Book on the Young Lords captures prestigious award
A book on a legendary Puerto Rican activist group that shook up Chicago and New York City in the 1960s has won the Frederick Turner Jackson Award from the Organization of American Historians.
The big picture: The Young Lords: A Radical History by Baruch College history professor Johanna Fernandez uncovers how the group organized Puerto Rican neighborhoods, held sit-ins and protests against housing conditions, created free food programs and health clinics, and pushed for political power.

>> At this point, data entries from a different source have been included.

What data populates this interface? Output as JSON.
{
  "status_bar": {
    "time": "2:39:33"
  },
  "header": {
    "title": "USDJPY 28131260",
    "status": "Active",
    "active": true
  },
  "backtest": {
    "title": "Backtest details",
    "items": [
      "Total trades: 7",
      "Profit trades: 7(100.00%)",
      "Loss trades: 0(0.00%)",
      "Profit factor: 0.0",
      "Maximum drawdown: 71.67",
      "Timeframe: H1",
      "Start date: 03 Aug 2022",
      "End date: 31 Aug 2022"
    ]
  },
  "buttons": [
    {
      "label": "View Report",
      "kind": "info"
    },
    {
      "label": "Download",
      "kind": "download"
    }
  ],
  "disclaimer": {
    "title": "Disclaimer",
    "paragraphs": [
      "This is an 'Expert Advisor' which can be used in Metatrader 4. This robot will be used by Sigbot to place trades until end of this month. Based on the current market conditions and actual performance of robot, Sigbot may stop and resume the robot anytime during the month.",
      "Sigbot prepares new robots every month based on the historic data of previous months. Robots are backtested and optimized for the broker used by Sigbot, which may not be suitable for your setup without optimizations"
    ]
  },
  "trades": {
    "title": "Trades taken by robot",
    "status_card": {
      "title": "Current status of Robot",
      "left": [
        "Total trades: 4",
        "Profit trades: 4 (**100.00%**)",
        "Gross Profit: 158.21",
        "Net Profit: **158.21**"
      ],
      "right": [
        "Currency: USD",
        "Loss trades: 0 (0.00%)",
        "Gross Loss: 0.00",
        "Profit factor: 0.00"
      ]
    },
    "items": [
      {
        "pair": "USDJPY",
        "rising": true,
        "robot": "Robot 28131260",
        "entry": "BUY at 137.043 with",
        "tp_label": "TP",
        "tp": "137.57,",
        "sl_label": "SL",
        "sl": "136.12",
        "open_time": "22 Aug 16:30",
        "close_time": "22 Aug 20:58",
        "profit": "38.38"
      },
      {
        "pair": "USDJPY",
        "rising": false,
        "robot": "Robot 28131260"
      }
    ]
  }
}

- The Young Lords were the children of Puerto Ricans who migrated to the mainland from the island and faced poverty and inequality.
- The group operated like the Puerto Rican Black Panther Party and caught the attention of the FBI.
Fernandez recreated this untold chapter and often overlooked history of Latinos through interviews, archival material, oral history, and analysis.
- Her book is one of the first Frederick Turner Jackson Awards featuring a work about Puerto Ricans.
- Historians say the Young Lords helped lay the foundations for future movements like Black Lives Matter.
What they're saying: “They are the equivalent of black Twitter then, but they did it in the streets,” Fernandez said in a podcast for CUNY’s Book Beat.
Don't forget: Future journalist and talk show host Geraldo Rivera was a frequent attorney for the Young Lords.
- Rivera said the group was the first Puerto Rican organization that focused on the conditions in Spanish Harlem and Chicago rather than the status of the island.